I'm in Cambridge for the Society for Theatre Research's conference on Theatre in the Regency Era. And it's wonderful!
Yesterday, we had a tour of an extant Regency theatre, the Barnwell Theatre, subsequently renamed the Festival Theatre, and now a Buddhist center in Cambridge. Though the space doesn't immediately look like a Regency theatre, a number of original elements remain, and you really can experience what it was like to be in the audience, whether in the pit, in the boxes, or up in the gallery.
Today we had the bulk of the presentations. I first went to the session on dancers and dancing with Moira Goff of the Garrick Club and Michael Burden of New College, Oxford. I am particularly interested in social dancing on stage, and Groff mentioned that minuets were performed in both High Life Below Stairs and in The Belle's Stratagem. The focus of the session was on theatrical dancing, of course, and Burden spoke about Hughes Balls Hughes' scandalous elopement with the ballerina Mercandotti.
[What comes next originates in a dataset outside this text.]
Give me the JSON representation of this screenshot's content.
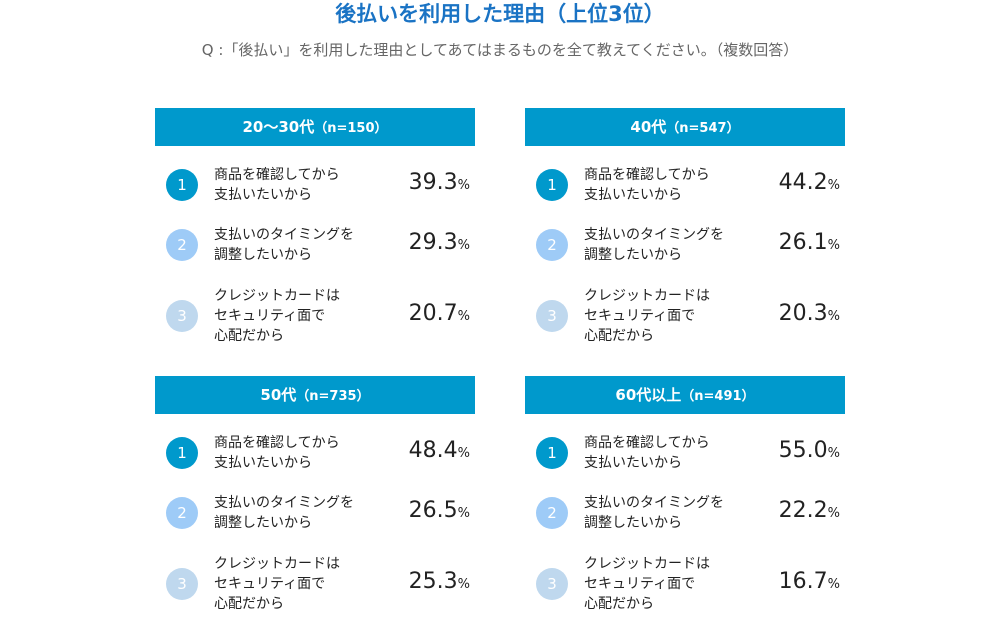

The next session I went to was on Shakespeare in the Regency era. Fiona Ritchie gave a great presentation on Dorothy Jordan's response to the Old Price riots. Though she was touring in Birmingham at the time, she heard about the events at Covent Garden and wrote about them. Franklin Hildy then gave a fascinating talk about period-appropriate productions of Shakespeare. He presented the novel idea that it was Regency fashion, in particular the replacement on knee breeches with trousers, but also the simplified fashions more generally, that made Shakespeare for the first time sound odd when performed by actors in modern dress. It was only then that antiquarian productions started to become popular, a fact Hildy linked to the simplified cuts of modern clothes not matching the complexity of poetic language.
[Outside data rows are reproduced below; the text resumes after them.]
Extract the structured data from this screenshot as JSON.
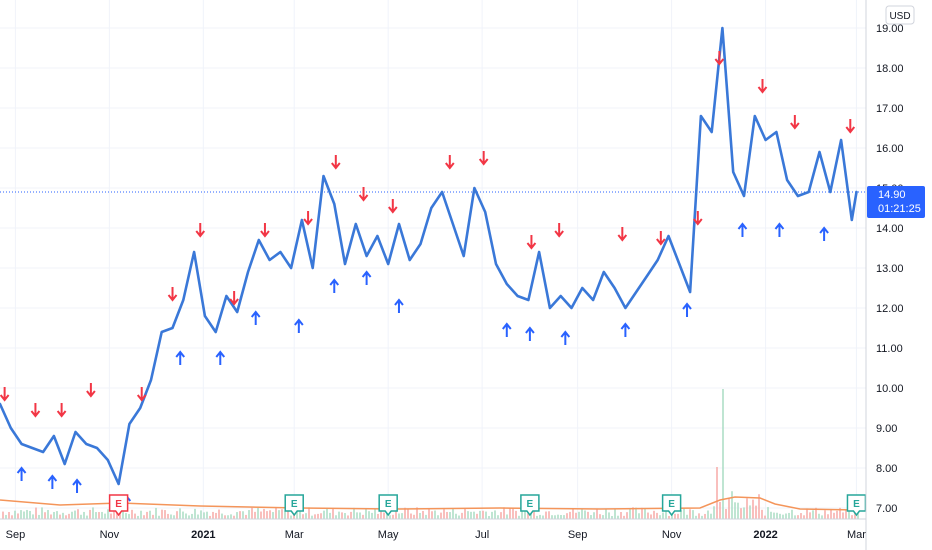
{
  "chart_data": {
    "type": "line",
    "currency": "USD",
    "ylim": [
      6.8,
      19.4
    ],
    "yticks": [
      "7.00",
      "8.00",
      "9.00",
      "10.00",
      "11.00",
      "12.00",
      "13.00",
      "14.00",
      "15.00",
      "16.00",
      "17.00",
      "18.00",
      "19.00"
    ],
    "xlim": [
      "2020-08-22",
      "2022-03-02"
    ],
    "xticks": [
      {
        "label": "Sep",
        "date": "2020-09-01",
        "year": false
      },
      {
        "label": "Nov",
        "date": "2020-11-01",
        "year": false
      },
      {
        "label": "2021",
        "date": "2021-01-01",
        "year": true
      },
      {
        "label": "Mar",
        "date": "2021-03-01",
        "year": false
      },
      {
        "label": "May",
        "date": "2021-05-01",
        "year": false
      },
      {
        "label": "Jul",
        "date": "2021-07-01",
        "year": false
      },
      {
        "label": "Sep",
        "date": "2021-09-01",
        "year": false
      },
      {
        "label": "Nov",
        "date": "2021-11-01",
        "year": false
      },
      {
        "label": "2022",
        "date": "2022-01-01",
        "year": true
      },
      {
        "label": "Mar",
        "date": "2022-03-01",
        "year": false
      }
    ],
    "grid": true,
    "line_color": "#3a78d8",
    "last_price": {
      "value": "14.90",
      "countdown": "01:21:25",
      "color": "#2962ff"
    },
    "series": [
      {
        "values": [
          [
            "2020-08-22",
            9.6
          ],
          [
            "2020-08-29",
            9.0
          ],
          [
            "2020-09-05",
            8.6
          ],
          [
            "2020-09-12",
            8.5
          ],
          [
            "2020-09-19",
            8.4
          ],
          [
            "2020-09-26",
            8.8
          ],
          [
            "2020-10-03",
            8.1
          ],
          [
            "2020-10-10",
            8.9
          ],
          [
            "2020-10-17",
            8.6
          ],
          [
            "2020-10-24",
            8.5
          ],
          [
            "2020-10-31",
            8.2
          ],
          [
            "2020-11-07",
            7.6
          ],
          [
            "2020-11-14",
            9.1
          ],
          [
            "2020-11-21",
            9.5
          ],
          [
            "2020-11-28",
            10.2
          ],
          [
            "2020-12-05",
            11.4
          ],
          [
            "2020-12-12",
            11.5
          ],
          [
            "2020-12-19",
            12.2
          ],
          [
            "2020-12-26",
            13.4
          ],
          [
            "2021-01-02",
            11.8
          ],
          [
            "2021-01-09",
            11.4
          ],
          [
            "2021-01-16",
            12.3
          ],
          [
            "2021-01-23",
            11.9
          ],
          [
            "2021-01-30",
            12.9
          ],
          [
            "2021-02-06",
            13.7
          ],
          [
            "2021-02-13",
            13.2
          ],
          [
            "2021-02-20",
            13.4
          ],
          [
            "2021-02-27",
            13.0
          ],
          [
            "2021-03-06",
            14.2
          ],
          [
            "2021-03-13",
            13.0
          ],
          [
            "2021-03-20",
            15.3
          ],
          [
            "2021-03-27",
            14.6
          ],
          [
            "2021-04-03",
            13.1
          ],
          [
            "2021-04-10",
            14.1
          ],
          [
            "2021-04-17",
            13.3
          ],
          [
            "2021-04-24",
            13.8
          ],
          [
            "2021-05-01",
            13.1
          ],
          [
            "2021-05-08",
            14.1
          ],
          [
            "2021-05-15",
            13.2
          ],
          [
            "2021-05-22",
            13.6
          ],
          [
            "2021-05-29",
            14.5
          ],
          [
            "2021-06-05",
            14.9
          ],
          [
            "2021-06-12",
            14.1
          ],
          [
            "2021-06-19",
            13.3
          ],
          [
            "2021-06-26",
            15.0
          ],
          [
            "2021-07-03",
            14.4
          ],
          [
            "2021-07-10",
            13.1
          ],
          [
            "2021-07-17",
            12.6
          ],
          [
            "2021-07-24",
            12.3
          ],
          [
            "2021-07-31",
            12.2
          ],
          [
            "2021-08-07",
            13.4
          ],
          [
            "2021-08-14",
            12.0
          ],
          [
            "2021-08-21",
            12.3
          ],
          [
            "2021-08-28",
            12.0
          ],
          [
            "2021-09-04",
            12.5
          ],
          [
            "2021-09-11",
            12.2
          ],
          [
            "2021-09-18",
            12.9
          ],
          [
            "2021-09-25",
            12.5
          ],
          [
            "2021-10-02",
            12.0
          ],
          [
            "2021-10-09",
            12.4
          ],
          [
            "2021-10-16",
            12.8
          ],
          [
            "2021-10-23",
            13.2
          ],
          [
            "2021-10-30",
            13.8
          ],
          [
            "2021-11-06",
            13.1
          ],
          [
            "2021-11-13",
            12.4
          ],
          [
            "2021-11-20",
            16.8
          ],
          [
            "2021-11-27",
            16.4
          ],
          [
            "2021-12-04",
            19.0
          ],
          [
            "2021-12-11",
            15.4
          ],
          [
            "2021-12-18",
            14.8
          ],
          [
            "2021-12-25",
            16.8
          ],
          [
            "2022-01-01",
            16.2
          ],
          [
            "2022-01-08",
            16.4
          ],
          [
            "2022-01-15",
            15.2
          ],
          [
            "2022-01-22",
            14.8
          ],
          [
            "2022-01-29",
            14.9
          ],
          [
            "2022-02-05",
            15.9
          ],
          [
            "2022-02-12",
            14.9
          ],
          [
            "2022-02-19",
            16.2
          ],
          [
            "2022-02-26",
            14.2
          ],
          [
            "2022-03-01",
            14.9
          ]
        ]
      }
    ],
    "earnings": [
      {
        "date": "2020-11-07",
        "label": "E",
        "kind": "miss"
      },
      {
        "date": "2021-03-01",
        "label": "E",
        "kind": "beat"
      },
      {
        "date": "2021-05-01",
        "label": "E",
        "kind": "beat"
      },
      {
        "date": "2021-08-01",
        "label": "E",
        "kind": "beat"
      },
      {
        "date": "2021-11-01",
        "label": "E",
        "kind": "beat"
      },
      {
        "date": "2022-03-01",
        "label": "E",
        "kind": "beat"
      }
    ],
    "signals": {
      "sell": [
        [
          "2020-08-25",
          9.8
        ],
        [
          "2020-09-14",
          9.4
        ],
        [
          "2020-10-01",
          9.4
        ],
        [
          "2020-10-20",
          9.9
        ],
        [
          "2020-11-22",
          9.8
        ],
        [
          "2020-12-12",
          12.3
        ],
        [
          "2020-12-30",
          13.9
        ],
        [
          "2021-01-21",
          12.2
        ],
        [
          "2021-02-10",
          13.9
        ],
        [
          "2021-03-10",
          14.2
        ],
        [
          "2021-03-28",
          15.6
        ],
        [
          "2021-04-15",
          14.8
        ],
        [
          "2021-05-04",
          14.5
        ],
        [
          "2021-06-10",
          15.6
        ],
        [
          "2021-07-02",
          15.7
        ],
        [
          "2021-08-02",
          13.6
        ],
        [
          "2021-08-20",
          13.9
        ],
        [
          "2021-09-30",
          13.8
        ],
        [
          "2021-10-25",
          13.7
        ],
        [
          "2021-11-18",
          14.2
        ],
        [
          "2021-12-02",
          18.2
        ],
        [
          "2021-12-30",
          17.5
        ],
        [
          "2022-01-20",
          16.6
        ],
        [
          "2022-02-25",
          16.5
        ]
      ],
      "buy": [
        [
          "2020-09-05",
          7.9
        ],
        [
          "2020-09-25",
          7.7
        ],
        [
          "2020-10-11",
          7.6
        ],
        [
          "2020-11-12",
          7.2
        ],
        [
          "2020-12-17",
          10.8
        ],
        [
          "2021-01-12",
          10.8
        ],
        [
          "2021-02-04",
          11.8
        ],
        [
          "2021-03-04",
          11.6
        ],
        [
          "2021-03-27",
          12.6
        ],
        [
          "2021-04-17",
          12.8
        ],
        [
          "2021-05-08",
          12.1
        ],
        [
          "2021-07-17",
          11.5
        ],
        [
          "2021-08-01",
          11.4
        ],
        [
          "2021-08-24",
          11.3
        ],
        [
          "2021-10-02",
          11.5
        ],
        [
          "2021-11-11",
          12.0
        ],
        [
          "2021-12-17",
          14.0
        ],
        [
          "2022-01-10",
          14.0
        ],
        [
          "2022-02-08",
          13.9
        ]
      ]
    }
  }
}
Celina Fox gave the keynote address about public entertainments in London functioning as a type of theatre. She mentioned that the last Frost Fair was when the Thames froze over in 1814, which was the occasion for a massive fair out on the ice. Later that year was the Great Jubilee, celebrating the centennial of the Hanover Dynasty, as well as the anniversary of the Battle of the Nile. Fox walked us through a number of other public festivals as well, going up to the coronation of King George IV in 1820.
In the afternoon, there was a great session on Hippodrama, with presentations by Ellen K. Gjervan, David and Cassie Mayer, and Lucy Barnes. They discussed some of the plays of the period that called for horses on stage, including The Blood Red Knight, Timour the Tartar, and Mazeppa. Theatres also used horses to stage recent battles, as when J.H. Amherst wrote plays about Napoleon. In many cases, both the human and equine actors were veterans of actual battles.
My own panel came later in the afternoon, with Terry Robinson speaking about Sarah Siddons and Michael Gaunt speaking about George Frederick Cooke and the mysterious disappearance of his skull. He was able to tell me that the Stranger's Vault, where Cooke was originally buried, no longer exists. (I had looked for it at St. Paul's Chapel, but had not had any luck. No wonder why!) I then gave my one presentation on Eliza O'Neill, which I thought was well received.
We then had a performance of reconstructed period acting, and then the conference gala dinner. Tomorrow, I hope to attend sessions on melodrama and on the theatre architect James Winston. It should be fun!